Зал забит, на приставном стуле у стеночки нашел место себе сценограф Станислав Морозов. Поскольку занавеса нет, на сцене виден плод его трудов: две кровати, буфет, стол с парой стульев вокруг него… Здесь же детские игрушки — вполне бытовая декорация у этой страшилки из детства, написанной Павлом Санаевым, тогда еще выпускником сценарного факультета ВГИКа, по собственным воспоминаниям.
А вот и он сам пробирается в четвертый ряд с симпатичной брюнеткой. Знаю, что он не очень хорошего мнения о фильме Снежкина по своей повести. Что скажет про премьеру автор, профессионально связанный с кино?
А между тем Марк Розовский с первой же сцены заявляет дважды, нет, трижды кинематографический прием: первое — экран с перфорацией по заднику, второе — фрагмент популярнейшей песни из культового кинофильма «Земля Санникова»: «Есть только миг между прошлым и будущим, именно он…» И третье — молодой человек, похожий на удивленного щенка, на авансцене сообщает залу, что пишет сценарий про свое детство, таким образом задает правила игры — вполне взрослый артист (Александр Чернявский) играет 8-летнего мальчика.

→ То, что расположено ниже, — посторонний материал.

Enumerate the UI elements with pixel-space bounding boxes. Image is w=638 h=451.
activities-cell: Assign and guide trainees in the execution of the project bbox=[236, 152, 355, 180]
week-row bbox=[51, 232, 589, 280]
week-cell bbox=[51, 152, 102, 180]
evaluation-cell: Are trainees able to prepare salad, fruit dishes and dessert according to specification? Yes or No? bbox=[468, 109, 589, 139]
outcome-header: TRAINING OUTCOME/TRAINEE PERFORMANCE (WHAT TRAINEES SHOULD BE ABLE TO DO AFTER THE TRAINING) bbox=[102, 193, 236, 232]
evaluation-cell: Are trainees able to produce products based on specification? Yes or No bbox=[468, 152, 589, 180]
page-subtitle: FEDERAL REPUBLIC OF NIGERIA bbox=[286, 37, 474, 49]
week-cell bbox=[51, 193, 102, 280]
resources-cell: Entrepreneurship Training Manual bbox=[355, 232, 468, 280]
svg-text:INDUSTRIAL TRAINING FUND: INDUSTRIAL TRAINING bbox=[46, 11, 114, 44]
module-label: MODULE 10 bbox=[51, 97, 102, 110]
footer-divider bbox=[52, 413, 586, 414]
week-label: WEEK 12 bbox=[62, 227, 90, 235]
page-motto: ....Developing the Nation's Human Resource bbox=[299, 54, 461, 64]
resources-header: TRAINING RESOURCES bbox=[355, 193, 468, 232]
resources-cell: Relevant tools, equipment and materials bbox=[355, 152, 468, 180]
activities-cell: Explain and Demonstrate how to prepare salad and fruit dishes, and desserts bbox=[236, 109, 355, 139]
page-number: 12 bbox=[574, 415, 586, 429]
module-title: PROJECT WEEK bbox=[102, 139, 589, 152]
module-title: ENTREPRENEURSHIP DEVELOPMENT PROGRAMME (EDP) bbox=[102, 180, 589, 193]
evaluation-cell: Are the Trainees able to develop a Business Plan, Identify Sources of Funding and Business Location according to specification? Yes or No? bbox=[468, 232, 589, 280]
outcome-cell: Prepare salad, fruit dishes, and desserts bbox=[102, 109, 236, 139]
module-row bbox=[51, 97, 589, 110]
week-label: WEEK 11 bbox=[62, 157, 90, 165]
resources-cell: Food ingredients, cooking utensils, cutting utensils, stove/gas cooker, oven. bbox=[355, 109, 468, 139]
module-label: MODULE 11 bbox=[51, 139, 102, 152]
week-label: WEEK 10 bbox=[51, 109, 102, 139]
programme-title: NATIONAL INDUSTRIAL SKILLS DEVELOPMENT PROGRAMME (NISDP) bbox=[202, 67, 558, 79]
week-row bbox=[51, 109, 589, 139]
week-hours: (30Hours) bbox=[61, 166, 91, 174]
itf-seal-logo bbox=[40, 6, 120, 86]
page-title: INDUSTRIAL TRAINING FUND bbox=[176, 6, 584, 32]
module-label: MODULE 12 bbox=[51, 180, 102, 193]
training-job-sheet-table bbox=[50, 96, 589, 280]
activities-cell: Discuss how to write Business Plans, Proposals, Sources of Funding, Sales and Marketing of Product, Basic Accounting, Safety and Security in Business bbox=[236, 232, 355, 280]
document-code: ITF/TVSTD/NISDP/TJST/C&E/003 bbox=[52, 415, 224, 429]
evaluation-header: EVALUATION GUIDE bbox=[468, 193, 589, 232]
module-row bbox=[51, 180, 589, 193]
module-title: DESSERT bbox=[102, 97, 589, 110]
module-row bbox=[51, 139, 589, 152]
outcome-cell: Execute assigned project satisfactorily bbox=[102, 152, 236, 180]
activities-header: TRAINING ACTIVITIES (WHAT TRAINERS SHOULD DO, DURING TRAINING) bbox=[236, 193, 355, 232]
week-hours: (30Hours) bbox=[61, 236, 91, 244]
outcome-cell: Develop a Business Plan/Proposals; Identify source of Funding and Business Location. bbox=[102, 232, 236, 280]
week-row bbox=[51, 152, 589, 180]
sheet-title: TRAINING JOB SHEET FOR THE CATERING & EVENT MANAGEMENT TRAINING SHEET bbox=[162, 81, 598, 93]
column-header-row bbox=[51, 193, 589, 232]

Так вот, мальчик, значит, лежит на железной кровати под пуховым одеялом, вечно болеет… С противоположной стороны за ширмой крупный мужчина недовольно ворочается с боку на бок. В движении лишь одна фигура — женская: синий байковый халат в желтых ромбиках, подпоясанный по талии, чулки в резинку неприятного цвета (песок с горчицей) и неподтянутые, по-домашнему стоптанные тапки. Седые волосы не причесаны, хотя видна попытка уложить их в косу вкруг головы, как у Юлии Тимошенко (только кто ж теперь помнит эту отчаянную дивчину!).

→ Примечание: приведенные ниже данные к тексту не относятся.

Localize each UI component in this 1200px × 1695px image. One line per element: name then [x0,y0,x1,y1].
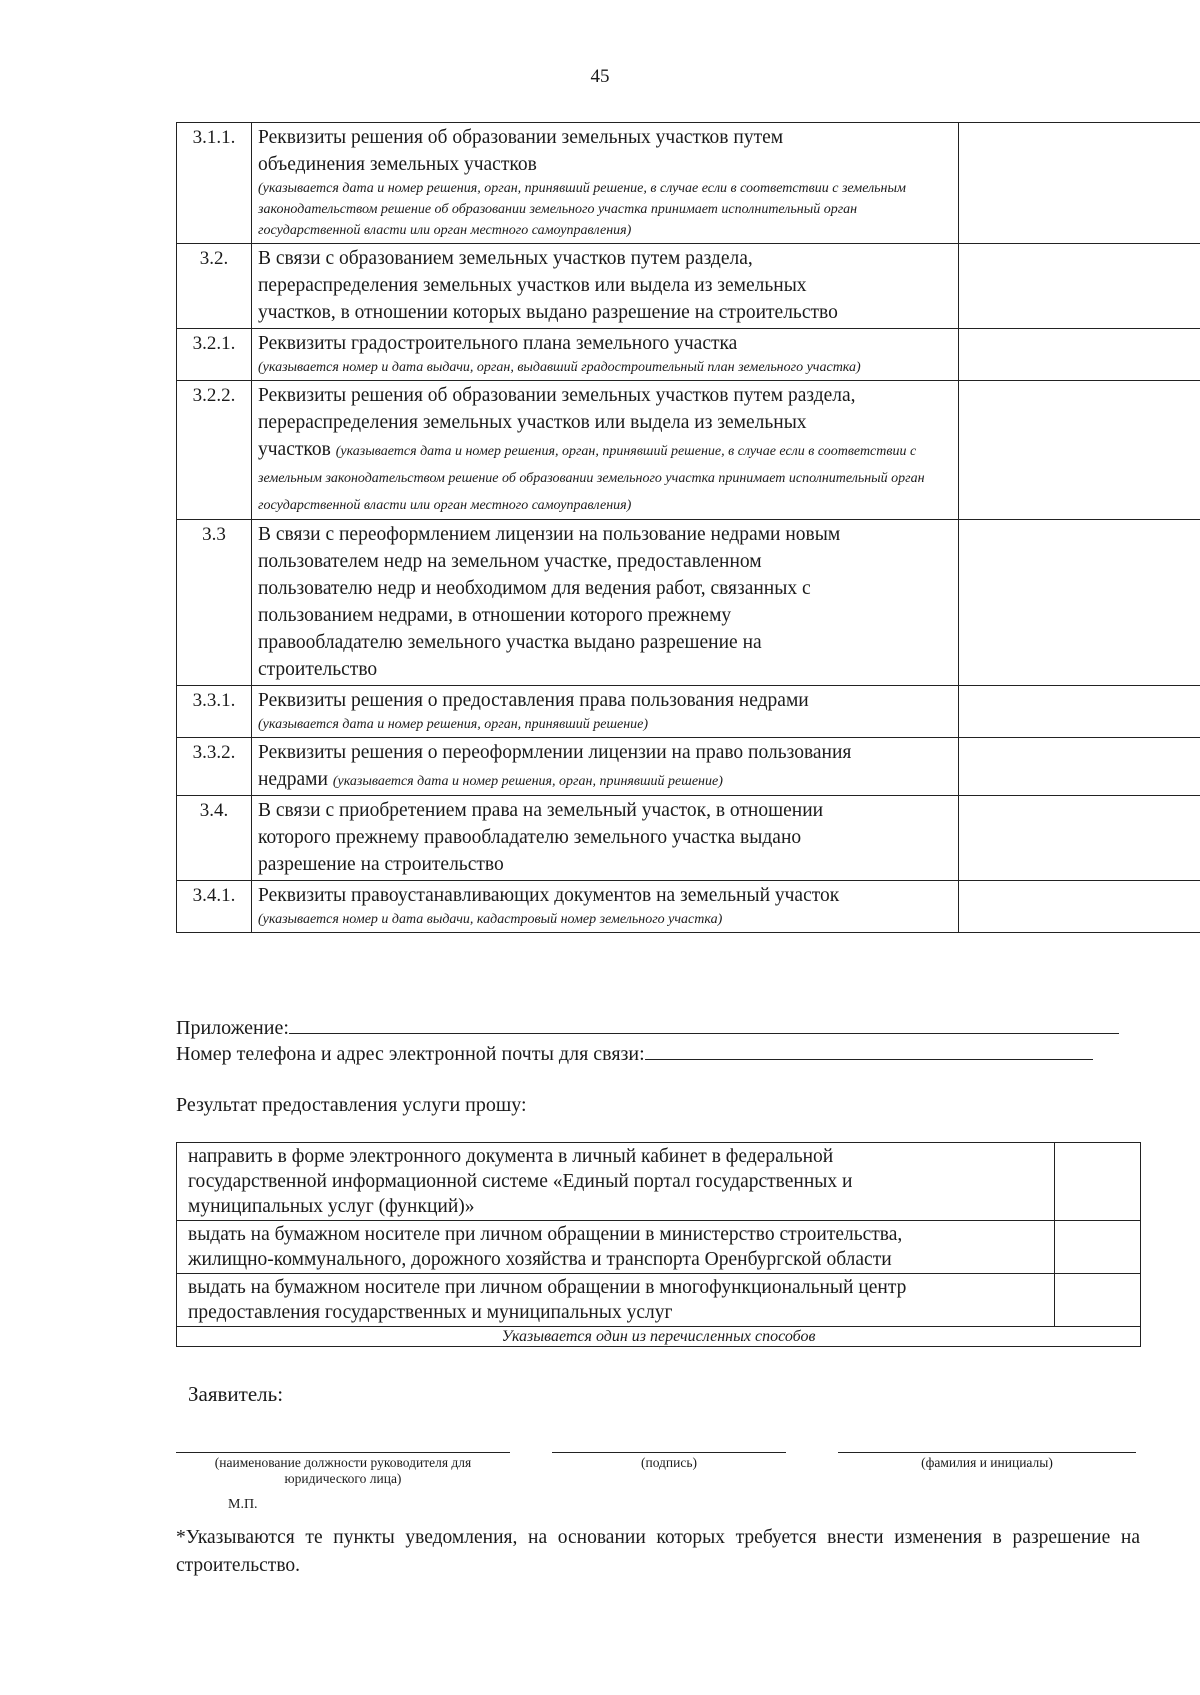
row-number: 3.1.1. [177,123,252,244]
description-line [258,575,952,602]
description-line [258,824,952,851]
row-description [252,686,959,738]
value-cell[interactable] [959,520,1200,686]
result-option-text [177,1274,1055,1327]
table-row [177,381,1200,520]
table-row [177,520,1200,686]
page-number: 45 [590,66,610,87]
row-description [252,738,959,796]
result-option-text [177,1221,1055,1274]
row-hint: (указывается номер и дата выдачи, кадастровый номер земельного участка) [258,912,723,927]
row-number: 3.4.1. [177,881,252,933]
table-row [177,123,1200,244]
stamp-place-label: М.П. [228,1497,258,1512]
value-cell[interactable] [959,796,1200,881]
row-number: 3.3 [177,520,252,686]
description-line [258,548,952,575]
footnote: *Указываются те пункты уведомления, на основании которых требуется внести изменения в разрешение на строительство. [176,1527,1140,1576]
row-description [252,520,959,686]
applicant-label: Заявитель: [188,1382,284,1406]
description-line [258,521,952,548]
contact-field [176,1039,1093,1067]
table-row [177,796,1200,881]
description-text: Реквизиты градостроительного плана земельного участка [258,333,738,354]
row-description [252,244,959,329]
description-text: участков, в отношении которых выдано разрешение на строительство [258,302,838,323]
row-hint: (указывается номер и дата выдачи, орган, выдавший градостроительный план земельного участка) [258,360,861,375]
description-line [258,656,952,683]
option-line: предоставления государственных и муниципальных услуг [188,1302,673,1323]
description-text: разрешение на строительство [258,854,504,875]
value-cell[interactable] [959,881,1200,933]
contact-label: Номер телефона и адрес электронной почты для связи: [176,1043,645,1065]
row-number: 3.2.2. [177,381,252,520]
row-hint: (указывается дата и номер решения, орган, принявший решение, в случае если в соответствии с земельным законодательством решение об образовании земельного участка принимает исполнительный орган государственной власти или орган местного самоуправления) [258,181,906,238]
description-line [258,629,952,656]
value-cell[interactable] [959,244,1200,329]
description-line [258,245,952,272]
description-text: Реквизиты правоустанавливающих документов на земельный участок [258,885,840,906]
description-line [258,382,952,409]
attachment-label: Приложение: [176,1017,289,1039]
description-text: В связи с образованием земельных участков путем раздела, [258,248,753,269]
description-text: которого прежнему правообладателю земельного участка выдано [258,827,802,848]
row-hint: (указывается дата и номер решения, орган, принявший решение, в случае если в соответствии с земельным законодательством решение об образовании земельного участка принимает исполнительный орган государственной власти или орган местного самоуправления) [258,444,925,513]
result-footnote-row [177,1327,1141,1347]
value-cell[interactable] [959,686,1200,738]
option-line: муниципальных услуг (функций)» [188,1196,475,1217]
result-options-table [176,1142,1141,1347]
option-line: направить в форме электронного документа в личный кабинет в федеральной [188,1146,834,1167]
row-hint: (указывается дата и номер решения, орган, принявший решение) [258,717,649,732]
row-number: 3.3.1. [177,686,252,738]
description-line [258,851,952,878]
contact-input-line[interactable] [645,1039,1093,1060]
description-line [258,602,952,629]
description-text: В связи с приобретением права на земельный участок, в отношении [258,800,824,821]
value-cell[interactable] [959,123,1200,244]
table-row [177,329,1200,381]
signature-line[interactable] [552,1452,786,1453]
row-number: 3.2.1. [177,329,252,381]
description-line [258,151,952,178]
result-option-text [177,1143,1055,1221]
description-text: Реквизиты решения о переоформлении лицензии на право пользования [258,742,852,763]
attachment-input-line[interactable] [289,1013,1119,1034]
description-line [258,769,328,790]
description-text: пользователю недр и необходимом для ведения работ, связанных с [258,578,811,599]
attachment-field [176,1013,1119,1041]
option-line: выдать на бумажном носителе при личном обращении в многофункциональный центр [188,1277,907,1298]
description-text: пользователем недр на земельном участке, предоставленном [258,551,762,572]
description-text: перераспределения земельных участков или выдела из земельных [258,275,807,296]
description-line [258,439,331,460]
result-label: Результат предоставления услуги прошу: [176,1094,527,1116]
description-text: Реквизиты решения об образовании земельных участков путем [258,127,784,148]
signature-caption: (подпись) [640,1455,698,1470]
description-text: строительство [258,659,378,680]
description-line [258,882,952,909]
row-description [252,329,959,381]
name-signature-line[interactable] [838,1452,1136,1453]
row-hint: (указывается дата и номер решения, орган, принявший решение) [332,774,723,789]
description-line [258,687,952,714]
option-line: государственной информационной системе «Единый портал государственных и [188,1171,853,1192]
result-footnote: Указывается один из перечисленных способов [177,1327,1141,1347]
description-text: В связи с переоформлением лицензии на пользование недрами новым [258,524,841,545]
description-line [258,797,952,824]
result-option-checkbox[interactable] [1055,1274,1141,1327]
result-option-checkbox[interactable] [1055,1143,1141,1221]
value-cell[interactable] [959,381,1200,520]
row-description [252,123,959,244]
description-text: Реквизиты решения об образовании земельных участков путем раздела, [258,385,856,406]
row-number: 3.2. [177,244,252,329]
description-line [258,330,952,357]
row-description [252,881,959,933]
description-text: недрами [258,769,328,790]
position-caption: (наименование должности руководителя для юридического лица) [214,1455,472,1486]
result-option-row [177,1143,1141,1221]
position-signature-line[interactable] [176,1452,510,1453]
description-text: участков [258,439,331,460]
changes-table [176,122,1200,933]
value-cell[interactable] [959,738,1200,796]
row-number: 3.4. [177,796,252,881]
option-line: выдать на бумажном носителе при личном обращении в министерство строительства, [188,1224,903,1245]
description-text: Реквизиты решения о предоставления права пользования недрами [258,690,809,711]
description-line [258,299,952,326]
description-text: объединения земельных участков [258,154,537,175]
table-row [177,738,1200,796]
description-line [258,272,952,299]
description-line [258,124,952,151]
table-row [177,686,1200,738]
description-text: перераспределения земельных участков или выдела из земельных [258,412,807,433]
result-option-checkbox[interactable] [1055,1221,1141,1274]
table-row [177,881,1200,933]
row-description [252,381,959,520]
row-number: 3.3.2. [177,738,252,796]
description-line [258,409,952,436]
table-row [177,244,1200,329]
description-text: пользованием недрами, в отношении которого прежнему [258,605,732,626]
result-option-row [177,1221,1141,1274]
result-option-row [177,1274,1141,1327]
description-line [258,739,952,766]
option-line: жилищно-коммунального, дорожного хозяйства и транспорта Оренбургской области [188,1249,892,1270]
row-description [252,796,959,881]
value-cell[interactable] [959,329,1200,381]
description-text: правообладателю земельного участка выдано разрешение на [258,632,762,653]
name-caption: (фамилия и инициалы) [921,1455,1053,1470]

— Детонька, сними штаны, открой попку, я тебе свечечку вставлю.
— Бабонька, не надо свечку. Я в парк хочу, на аттракционы, — канючит «мальчик».
— Шоколадку съешь, супрастинчику потом выпьешь… А ты? (Сурово.) Что ты делаешь? Все лежишь? — это она уже мужчине за ширмой.
Повесть Павла Санаева, инсценированная Марком Розовским, о любви, от которой всем плохо — и объектам, и субъектам. Будь бабка садисткой, все было бы куда проще. Любовь бабушки к внуку и собственной дочери, у которой она отняла сына во имя все той же любви, выглядит как война, как борьба, в конечном счете как ненависть. Помню, когда я читала эту повесть в журнальном варианте, ощущение боли разрывало мой организм: так подобрал слова и сплел их Санаев, что душили они непридуманной правдой и неисправимостью жизни. Однако Марк Розовский жутковатой детской истории подобрал симпатичную и невинную рамочку — звуковую. «А снег идет, а снег идет…», «Увезу тебя я в тундру…» и прочие шлягеры 60–80-х льются как из радиоточки в обычной московской квартире. Песни не отвечают за людскую глупость, эгоизм и слепую любовь. Но горькой истории добавляют абсурда и юмора — его хватает.
Центр и магнит квартиры — бабушка. Только актриса, ее играющая, определит успех или неуспех спектакля по Санаеву. В данном случае Розовский назначил на эту роль Галину Борисову, артистку странную во многих отношениях. У нее обычная, без особой фактуры внешность. Существование в жизни тоже не актерское: избегает всякой публичности, категорически не дает интервью, и это не каприз, а позиция: суета — не ее стиль. И на сцене Борисова — как женщина из жизни: никаких приемов — ни особых голосовых (хотя интонация ее голоса особенная), никакой экспрессии в движении. В ее игре — только судьба, только характер. И оттого как-то совсем неуютно. И от этого — восторг. Она задает планку игры и градус существования другим актерам. Я даже припомнила несколько таких бабушек, которые своей любовью и заботой уничтожали или пытаются уничтожить личность маленьких мальчиков и девочек, ломали и ломают судьбы собственных детей.
После спектакля первый вопрос Павлу Санаеву:
— Не больно еще раз возвращаться в детство?
— Знаете, так было, когда я первый раз смотрел спектакль в Питере, в «Балтдоме». Сейчас я стараюсь смотреть отстраненно. На репетиции ни на одной не был и считаю себя не вправе вмешиваться в работу режиссера. Мне интересно было.
Марк Розовский:
— Жизнь детей в среде, где нравственные устои размыты, часто превращается в пытку. И то, что мы называем счастливым детством, оказывается неисполнимой мечтой. Самое страшное, что нас воспитывали, допуская ошибки, — мы помним о них, а когда начинаем воспитывать своих детей, то повторяем эти же самые ошибки.